El Hombre Pararrayos teme porque el próximo lo parta en dos


El pasado domingo el sitio digital Cubadebate reprodujo parte del primer trabajo que 26 Digital hiciera hace unos años al puertopadrense Jorge Márquez, a propósito, por aquel entonces, de las cinco ocasiones en que su cuerpo sintió el impacto de un rayo y había quedado siempre para contarlo.

Como era de esperar, los principales medios y agencias de noticias del mundo rápidamente reprodujeron la información y muchos se interesaron por la vida de este campesino, residente en La Julia, a unos dos kilómetros del poblado de San Manuel.
En un corto lapso de tiempo recibí llamadas de representantes de medios de comunicación de Colombia y de México y más de una veintena de correos electrónicos de colegas de diferentes confines del planeta, interesados en conocer más de Jorge. Era fácil vaticinar que las visitas en www.periodico26.cu se dispararan durante toda la semana.
La pregunta de la mayoría se concretaba en: ¿Cómo era posible explicar que su cuerpo soportara el choque de cinco relámpagos y sobreviviera? El insondable azar le ha jugado malas pasadas a Jorge y ya no son cinco las ocasiones, sino seis, las que ha sufrido esa terrible e inexplicable sensación, pues luego de ese primer trabajo, 26, en sus versiones digital e impresa, publicó una breve reseña del último de los impactos, ocurrido el 13 de julio del 2006, el cual dañó además, su televisor, el tendido eléctrico y mató dos grandes árboles que rodeaban su hogar, uno de guanábano y una palma.
Desde esa fecha hasta el presente, la vida del Hombre Pararrayos, ha sido de protegerse en extremo cada vez que hay alguna tempestad, pues como mismo me expresara hace unos años, y aún se mantiene firme a sus palabras: “No tengo ni el más mínimo de los deseos de que el próximo me parta en dos.”
“Me pongo zapatos con plantillas de goma, dice con cierta mezcla de alegría y preocupación, y alejo de mi cuerpo todo lo metálico que traiga en esos momentos. Me ubico bajo techo y estoy bien tranquilo hasta que pase la tempestad.”
Su extraña relación con la electricidad de los cielos comenzó el 5 de julio de 1982, cuando viajaba en un tractor. “Me perforó los tímpanos, me quemó el pelo y la espalda, y me arrancó los empastes de las muelas”, recuerda Márquez, quien sufrió el impacto de otros dos rayos en 1987, un cuarto en 1988, el quinto en 1991 y el sexto en el 2006.
“Los dos primeros fueron los más fuertes, precisa, hasta perdí el conocimiento, y resultó todo muy extraño, pues lo que mi cuerpo sintió fue un frío brusco, y los otros cuatro como un hierro ardiendo que me quemaba a una velocidad increíble.”
Este veterano guajiro de 63 años, perteneciente a la CCS Mártires de Aguacatico, es militante del Partido, y ha sido Vanguardia Nacional y agricultor Destacado en varias ocasiones. Padre de tres hijos, ha llegado a pensar que los truenos lo persiguen, pues no es normal que caigan cerca de su casa tantos en tan pocos años y hasta un tornado sacudió su finca el 3 de abril del 2009, dejándole su hogar sin techo y arrastrando su tractor unos cuantos metros de donde estaba situado.

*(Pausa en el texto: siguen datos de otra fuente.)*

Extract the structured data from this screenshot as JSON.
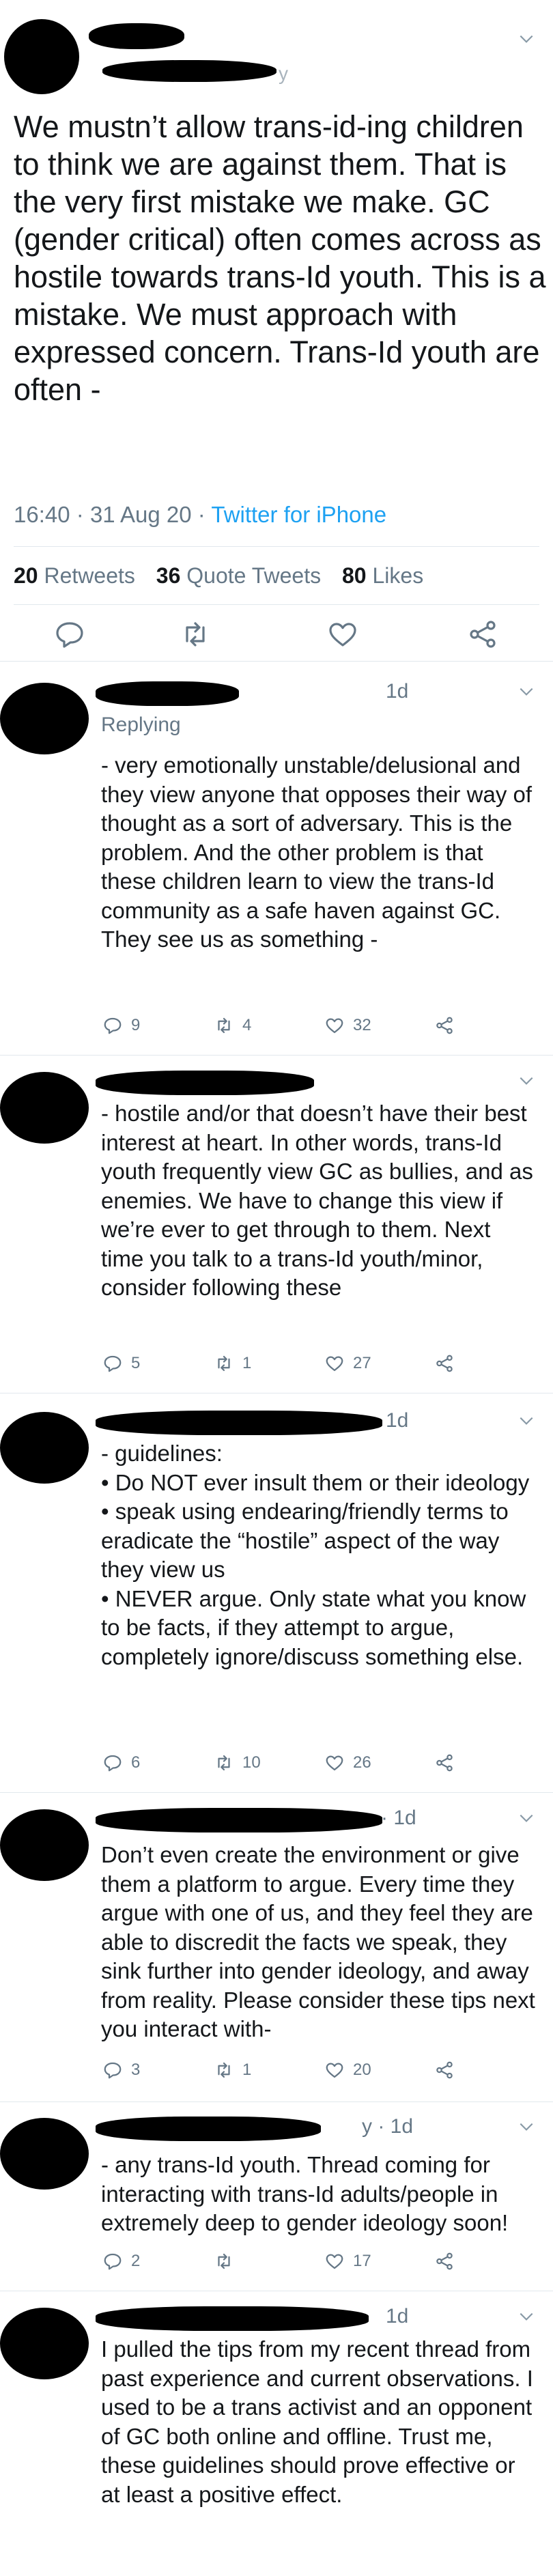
{
  "main_tweet": {
    "handle_suffix": "y",
    "text": "We mustn’t allow trans-id-ing children to think we are against them. That is the very first mistake we make. GC (gender critical) often comes across as hostile towards trans-Id youth. This is a mistake. We must approach with expressed concern. Trans-Id youth are often -",
    "time": "16:40",
    "date": "31 Aug 20",
    "source": "Twitter for iPhone",
    "retweets": "20",
    "retweets_label": "Retweets",
    "quote_tweets": "36",
    "quote_tweets_label": "Quote Tweets",
    "likes": "80",
    "likes_label": "Likes",
    "actions": [
      "reply-icon",
      "retweet-icon",
      "like-icon",
      "share-icon"
    ]
  },
  "replies": [
    {
      "time": "1d",
      "replying_to": "Replying",
      "text": "- very emotionally unstable/delusional and they view anyone that opposes their way of thought as a sort of adversary. This is the problem. And the other problem is that these children learn to view the trans-Id community as a safe haven against GC. They see us as something -",
      "reply_count": "9",
      "retweet_count": "4",
      "like_count": "32"
    },
    {
      "time": "",
      "replying_to": "",
      "text": "- hostile and/or that doesn’t have their best interest at heart. In other words, trans-Id youth frequently view GC as bullies, and as enemies. We have to change this view if we’re ever to get through to them. Next time you talk to a trans-Id youth/minor, consider following these",
      "reply_count": "5",
      "retweet_count": "1",
      "like_count": "27"
    },
    {
      "time": "1d",
      "replying_to": "",
      "text": "- guidelines:\n• Do NOT ever insult them or their ideology\n• speak using endearing/friendly terms to eradicate the “hostile” aspect of the way they view us\n• NEVER argue. Only state what you know to be facts, if they attempt to argue, completely ignore/discuss something else.",
      "reply_count": "6",
      "retweet_count": "10",
      "like_count": "26"
    },
    {
      "time": "· 1d",
      "replying_to": "",
      "text": "Don’t even create the environment or give them a platform to argue. Every time they argue with one of us, and they feel they are able to discredit the facts we speak, they sink further into gender ideology, and away from reality. Please consider these tips next you interact with-",
      "reply_count": "3",
      "retweet_count": "1",
      "like_count": "20"
    },
    {
      "time": "y · 1d",
      "replying_to": "",
      "text": "- any trans-Id youth. Thread coming for interacting with trans-Id adults/people in extremely deep to gender ideology soon!",
      "reply_count": "2",
      "retweet_count": "",
      "like_count": "17"
    },
    {
      "time": "1d",
      "replying_to": "",
      "text": "I pulled the tips from my recent thread from past experience and current observations. I used to be a trans activist and an opponent of GC both online and offline. Trust me, these guidelines should prove effective or at least a positive effect.",
      "reply_count": "",
      "retweet_count": "",
      "like_count": ""
    }
  ],
  "colors": {
    "text": "#14171a",
    "secondary": "#657786",
    "link": "#1da1f2",
    "divider": "#e1e8ed",
    "redaction": "#000000"
  }
}
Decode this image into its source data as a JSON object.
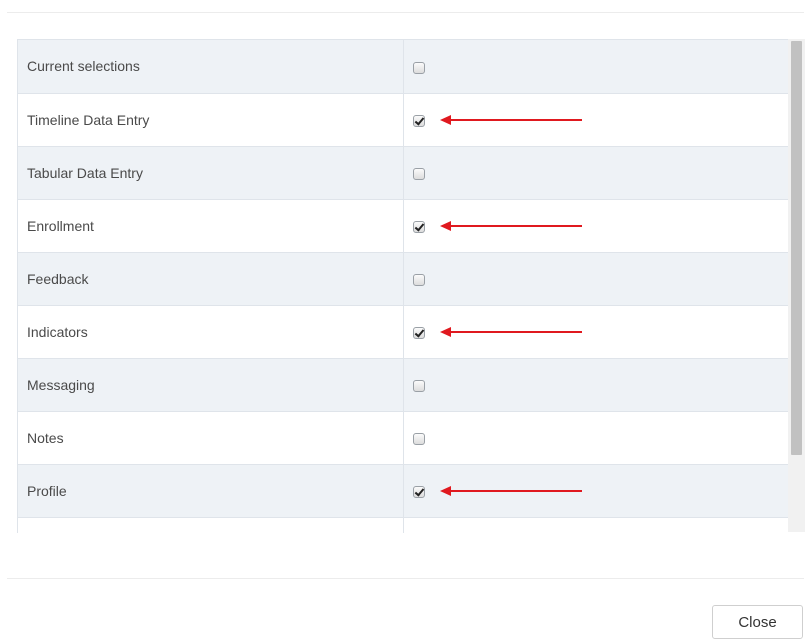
{
  "rows": [
    {
      "label": "Current selections",
      "checked": false,
      "arrow": false
    },
    {
      "label": "Timeline Data Entry",
      "checked": true,
      "arrow": true
    },
    {
      "label": "Tabular Data Entry",
      "checked": false,
      "arrow": false
    },
    {
      "label": "Enrollment",
      "checked": true,
      "arrow": true
    },
    {
      "label": "Feedback",
      "checked": false,
      "arrow": false
    },
    {
      "label": "Indicators",
      "checked": true,
      "arrow": true
    },
    {
      "label": "Messaging",
      "checked": false,
      "arrow": false
    },
    {
      "label": "Notes",
      "checked": false,
      "arrow": false
    },
    {
      "label": "Profile",
      "checked": true,
      "arrow": true
    },
    {
      "label": "",
      "checked": false,
      "arrow": false
    }
  ],
  "footer": {
    "close_label": "Close"
  },
  "colors": {
    "annotation_arrow": "#e0191f",
    "row_stripe": "#eef2f6",
    "border": "#dfe4ea"
  },
  "icons": {
    "annotation": "left-arrow-icon"
  }
}
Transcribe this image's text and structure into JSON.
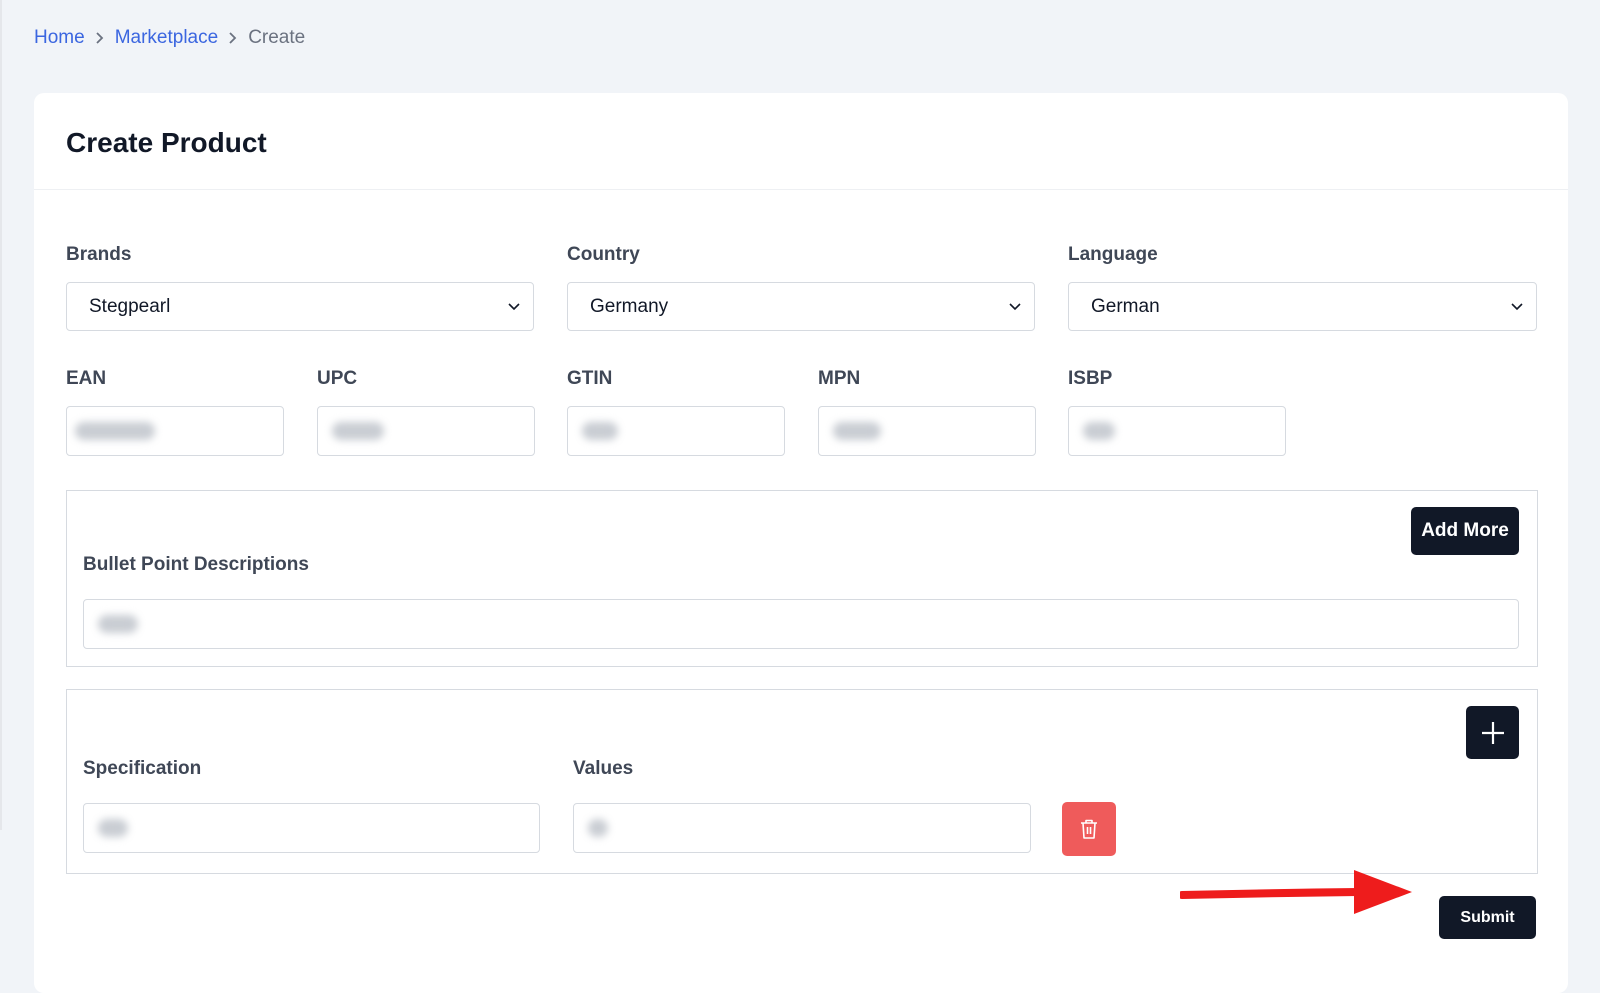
{
  "breadcrumb": {
    "home": "Home",
    "marketplace": "Marketplace",
    "current": "Create"
  },
  "page": {
    "title": "Create Product"
  },
  "form": {
    "brands": {
      "label": "Brands",
      "value": "Stegpearl"
    },
    "country": {
      "label": "Country",
      "value": "Germany"
    },
    "language": {
      "label": "Language",
      "value": "German"
    },
    "ean": {
      "label": "EAN"
    },
    "upc": {
      "label": "UPC"
    },
    "gtin": {
      "label": "GTIN"
    },
    "mpn": {
      "label": "MPN"
    },
    "isbp": {
      "label": "ISBP"
    },
    "bullets": {
      "label": "Bullet Point Descriptions",
      "add_more": "Add More"
    },
    "specification": {
      "label": "Specification"
    },
    "values": {
      "label": "Values"
    },
    "submit": "Submit"
  },
  "colors": {
    "accent_link": "#3b66e0",
    "dark_button": "#111827",
    "danger": "#ef5b5b",
    "annotation_arrow": "#ee1c1c"
  },
  "icons": [
    "chevron-right-icon",
    "chevron-down-icon",
    "plus-icon",
    "trash-icon",
    "red-arrow-annotation"
  ]
}
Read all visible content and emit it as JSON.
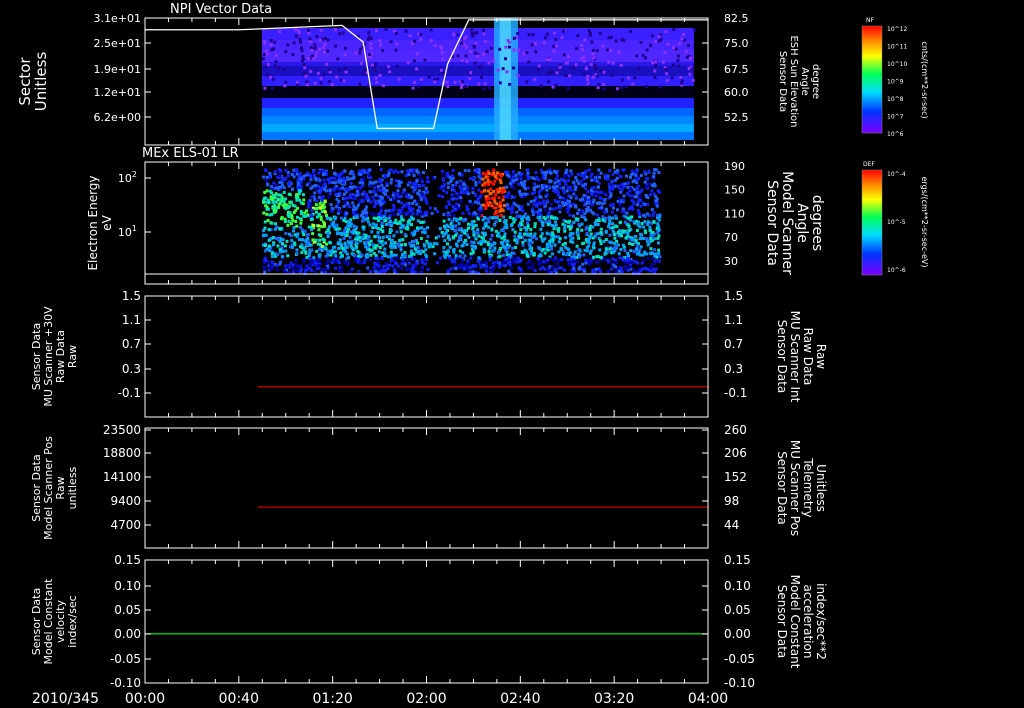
{
  "date_label": "2010/345",
  "time_ticks": [
    "00:00",
    "00:40",
    "01:20",
    "02:00",
    "02:40",
    "03:20",
    "04:00"
  ],
  "chart_data": [
    {
      "type": "heatmap",
      "title": "NPI Vector Data",
      "ylabel": [
        "Sector",
        "Unitless"
      ],
      "yticks": [
        "3.1e+01",
        "2.5e+01",
        "1.9e+01",
        "1.2e+01",
        "6.2e+00"
      ],
      "y2label": [
        "Sensor Data",
        "ESH Sun Elevation",
        "Angle",
        "degree"
      ],
      "y2ticks": [
        "82.5",
        "75.0",
        "67.5",
        "60.0",
        "52.5"
      ],
      "colorbar": {
        "label": "NF",
        "units": "cnts/(cm**2-sr-sec)",
        "ticks": [
          "10^12",
          "10^11",
          "10^10",
          "10^9",
          "10^8",
          "10^7",
          "10^6"
        ]
      },
      "line": {
        "color": "#ffffff",
        "x_hours": [
          0.0,
          0.67,
          1.4,
          1.55,
          1.65,
          2.05,
          2.15,
          2.3,
          4.0
        ],
        "y_deg": [
          79.3,
          79.3,
          80.5,
          76.0,
          52.5,
          52.5,
          70.0,
          82.0,
          82.0
        ]
      }
    },
    {
      "type": "heatmap",
      "title": "MEx ELS-01 LR",
      "ylabel": [
        "Electron Energy",
        "eV"
      ],
      "yticks": [
        "10^2",
        "10^1"
      ],
      "y2label": [
        "Sensor Data",
        "Model Scanner",
        "Angle",
        "degrees"
      ],
      "y2ticks": [
        "190",
        "150",
        "110",
        "70",
        "30"
      ],
      "colorbar": {
        "label": "DEF",
        "units": "ergs/(cm**2-sr-sec-eV)",
        "ticks": [
          "10^-4",
          "10^-5",
          "10^-6"
        ]
      }
    },
    {
      "type": "line",
      "ylabel": [
        "Sensor Data",
        "MU Scanner +30V",
        "Raw Data",
        "Raw"
      ],
      "yticks": [
        "1.5",
        "1.1",
        "0.7",
        "0.3",
        "-0.1"
      ],
      "ylim": [
        -0.5,
        1.5
      ],
      "y2label": [
        "Sensor Data",
        "MU Scanner Int",
        "Raw Data",
        "Raw"
      ],
      "y2ticks": [
        "1.5",
        "1.1",
        "0.7",
        "0.3",
        "-0.1"
      ],
      "y2color": "#ff0000",
      "series": [
        {
          "color": "#cc0000",
          "x_hours": [
            0.8,
            4.0
          ],
          "y": [
            0.0,
            0.0
          ]
        }
      ]
    },
    {
      "type": "line",
      "ylabel": [
        "Sensor Data",
        "Model Scanner Pos",
        "Raw",
        "unitless"
      ],
      "yticks": [
        "23500",
        "18800",
        "14100",
        "9400",
        "4700"
      ],
      "ylim": [
        0,
        23500
      ],
      "y2label": [
        "Sensor Data",
        "MU Scanner Pos",
        "Telemetry",
        "Unitless"
      ],
      "y2ticks": [
        "260",
        "206",
        "152",
        "98",
        "44"
      ],
      "y2color": "#ff0000",
      "series": [
        {
          "color": "#cc0000",
          "x_hours": [
            0.8,
            4.0
          ],
          "y": [
            8000,
            8000
          ]
        }
      ]
    },
    {
      "type": "line",
      "ylabel": [
        "Sensor Data",
        "Model Constant",
        "velocity",
        "index/sec"
      ],
      "yticks": [
        "0.15",
        "0.10",
        "0.05",
        "0.00",
        "-0.05",
        "-0.10"
      ],
      "ylim": [
        -0.1,
        0.15
      ],
      "y2label": [
        "Sensor Data",
        "Model Constant",
        "acceleration",
        "index/sec**2"
      ],
      "y2ticks": [
        "0.15",
        "0.10",
        "0.05",
        "0.00",
        "-0.05",
        "-0.10"
      ],
      "y2color": "#00ff00",
      "series": [
        {
          "color": "#00ff00",
          "x_hours": [
            0.0,
            4.0
          ],
          "y": [
            0.0,
            0.0
          ]
        }
      ]
    }
  ]
}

Han pasado 18 años desde que Jorge comenzó a vivir esta “tragedia” y su cuerpo, aunque se va adaptando, hoy cree que es mucho más vulnerable a otro impacto:
“Hay días, afirma, que me levanto sin camisa y puedo andar por la finca que el sol no me molesta, pero hay otros que no lo puedo ni oler. Me duele el cuero cabelludo, apenas me puedo peinar, las uñas cada vez están más duras, y ni se diga de los pelos de la barba y de la cabeza, desde el primer trueno los dedos de la mano derecha me los afectó, hoy casi que los tengo lisiados, y los dolores en las articulaciones ni se diga.”
Hoy por hoy este es uno de los tuneros de los que más se comenta en el mundo por esa extraña y admirable conexión con el reino de los cielos. Sin pretensiones ninguna de fama, todo lo contrario, es un ser humilde, amante de su conuco y de sus sueños, Jorge tiene la posibilidad de llegar a las siete veces que un guardabosque norteamericano fue alcanzado por rayos, y que en la actualidad es todo un señor récord; sin embargo, no alcanzo escuchar de sus labios otras palabras que las mismas que oí hace más de un lustro atrás: “Yo no tengo ni el más mínimo deseo ni de igualarlo, ni de superarlo”, afirma, y esta vez no bromea.